Redis is great when you have a clear access pattern that hits the same keys frequently, when those keys are small, when the data is okay to lose, and when invalidation has a clean answer. It's a poor fit when any of those don't hold. Putting "anything Postgres-shaped" into Redis with a TTL is a recipe for a system that is harder to reason about, has data freshness bugs that show up only under load, and adds a stateful dependency that's now also a single point of failure.

The most useful reframe I have: Redis isn't a database, and it isn't a cache. It's both, depending on how you use it, and you have to be honest about which mode you're in. Cache mode means correctness comes from the underlying source of truth. Database mode means Redis is the source of truth, and you've signed up for everything that implies.

5. Boring technology outlives clever technology

There is a graveyard of internal tools and frameworks that were once the exciting new thing at some company. Kafka is one of the survivors. So is Postgres. So is Linux. So is HTTP. Notice anything?

The technologies that dominate a decade later are almost always the ones that were boring on day one. Easy to operate. Easy to hire for. Easy to debug. Predictable failure modes. Documented behaviors. Boring is a feature.

The cleverest piece of technology I've worked with that didn't survive a year was an in-house event store that wanted to replace Kafka. It was better than Kafka by certain narrow benchmarks. It also had no community, no operational expertise outside of two engineers, and no battle-tested behavior when things went wrong. The first time we hit a partition leader election bug, it took us a week to diagnose. Kafka would have taken an afternoon. We rewrote the system on Kafka and never looked back.

I now ask, before adopting any non-boring technology: is this enough better to justify being the only team in the world that operates it? Almost always the answer is no.

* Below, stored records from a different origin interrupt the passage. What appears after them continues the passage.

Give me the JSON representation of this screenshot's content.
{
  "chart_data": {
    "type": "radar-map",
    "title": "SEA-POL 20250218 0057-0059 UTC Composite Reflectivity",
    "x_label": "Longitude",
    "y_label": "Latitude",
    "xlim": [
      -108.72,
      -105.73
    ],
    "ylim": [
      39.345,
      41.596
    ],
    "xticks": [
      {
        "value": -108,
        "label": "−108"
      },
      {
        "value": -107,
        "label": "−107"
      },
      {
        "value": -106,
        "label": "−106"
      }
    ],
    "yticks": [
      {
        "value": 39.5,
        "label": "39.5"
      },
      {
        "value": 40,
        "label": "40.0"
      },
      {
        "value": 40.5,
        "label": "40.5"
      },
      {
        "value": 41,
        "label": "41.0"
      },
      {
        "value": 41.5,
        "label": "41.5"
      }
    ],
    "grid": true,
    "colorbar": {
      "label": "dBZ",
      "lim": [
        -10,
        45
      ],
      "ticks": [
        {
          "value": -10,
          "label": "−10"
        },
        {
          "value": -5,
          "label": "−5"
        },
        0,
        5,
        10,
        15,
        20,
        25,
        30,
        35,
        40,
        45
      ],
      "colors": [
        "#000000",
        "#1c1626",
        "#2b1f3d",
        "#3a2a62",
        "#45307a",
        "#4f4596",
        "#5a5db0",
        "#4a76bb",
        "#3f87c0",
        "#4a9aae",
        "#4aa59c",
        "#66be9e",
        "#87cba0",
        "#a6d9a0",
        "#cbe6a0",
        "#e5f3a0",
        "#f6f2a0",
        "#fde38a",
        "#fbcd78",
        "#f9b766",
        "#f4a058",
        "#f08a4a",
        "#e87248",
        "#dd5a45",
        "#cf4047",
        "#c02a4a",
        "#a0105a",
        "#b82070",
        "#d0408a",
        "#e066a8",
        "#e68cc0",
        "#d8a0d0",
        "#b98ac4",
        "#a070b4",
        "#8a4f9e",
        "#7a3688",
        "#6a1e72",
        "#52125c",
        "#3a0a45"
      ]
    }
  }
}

6. The most important system property is observability

If I could only convince a team of one engineering principle, it would be this. A system that you cannot observe is a system you cannot operate, regardless of how clean the code is.

Observability is three things, and you need all three:

Metrics that tell you whether the system is healthy at a glance, with thresholds that page you when it isn't.
Logs that let you reconstruct what happened in a specific request, ideally with enough trace context to follow it across service boundaries.
Traces that let you see where time is being spent and where errors are originating in a multi-hop call graph.

Most teams I've worked with under-invest in this and then are surprised when they can't debug their own system in production. The investment is not optional. If you ship a service that is not adequately observable, you have shipped a service that you are unable to operate, and that is a more fundamental kind of broken than any bug.

Closing

None of these lessons are novel. You can find every one of them in better-written form in the books on every senior engineer's shelf. What I will say is that reading them and believing them are very different things. I read a version of all six of these as a junior engineer and nodded politely. I only believed them after I'd been on the wrong side of each one in production.

If you're earlier in your career and one of these sounds wrong to you: that's fine. Hold on to your version. The interesting part of engineering is the part where you find out which of your beliefs survive contact with a real system.